The biggest ever rise in public dissatisfaction with the NHS was recorded in 2015, according to a long-running survey.

The 2015 poll, by The British Social Attitudes Survey, which has been tracking NHS satisfaction since 1983, shows that nearly 2,200 people were dissatisfied with the NHS at 60 per cent, down from a peak of 70 per cent in 2010.

Twenty three per cent said they were actively dissatisfied - an eight percentage points rise on the previous year and the biggest single annual jump.

Waiting times were cited as the biggest cause of dissatisfaction - mentioned by more than half those questioned - followed by there being not enough staff.

The findings come amid growing pressure on waiting times for cancer care, A&E and routine operations, such as knee and hip operations.

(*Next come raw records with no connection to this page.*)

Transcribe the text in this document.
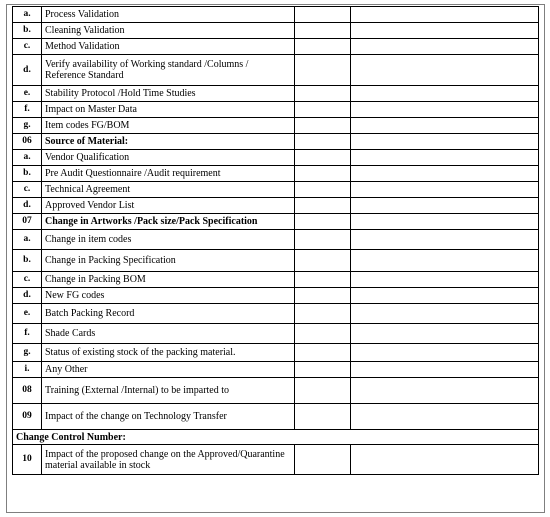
a.	Process Validation		
b.	Cleaning Validation		
c.	Method Validation		
d.	Verify availability of Working standard /Columns / Reference Standard		
e.	Stability Protocol /Hold Time Studies		
f.	Impact on Master Data		
g.	Item codes FG/BOM		
06	Source of Material:		
a.	Vendor Qualification		
b.	Pre Audit Questionnaire /Audit requirement		
c.	Technical Agreement		
d.	Approved Vendor List		
07	Change in Artworks /Pack size/Pack Specification		
a.	Change in item codes		
b.	Change in Packing Specification		
c.	Change in Packing BOM		
d.	New FG codes		
e.	Batch Packing Record		
f.	Shade Cards		
g.	Status of existing stock of the packing material.		
i.	Any Other		
08	Training (External /Internal) to be imparted to		
09	Impact of the change on Technology Transfer		
Change Control Number:			
10	Impact of the proposed change on the Approved/Quarantine material available in stock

Patients reported highest satisfaction rates for GP services and lowest for social care, which is run by local authorities and covers home help for tasks such as washing and dressing, and care homes.

The survey - carried out by NatCen Social Research - covered Scotland, Wales and England. The differences between the three nations were not considered to be statistically significant.

Chief executive of the King's Fund think-tank, Chris Ham, said that while overall satisfaction levels were still high by historical standards, the findings should act as a "real wake up call.”

He said: "What's gone wrong is the public's perception of the NHS as being under growing pressure. Money is tight, waiting times are getting longer, people are concerned that when they need the NHS it might not be there for them."

Chief executive of the NHS Confederation, Rob Webster, agreed the public needed reassurance about the future of the NHS.

He said that the most important set of results were on social care and added that the satisfaction levels were "deeply concerning". He added that the system needed greater funding.

A spokesman for the Department of Health in England said: "There is pressure on the NHS as our population ages, and this is why the government is investing record amounts to transform care."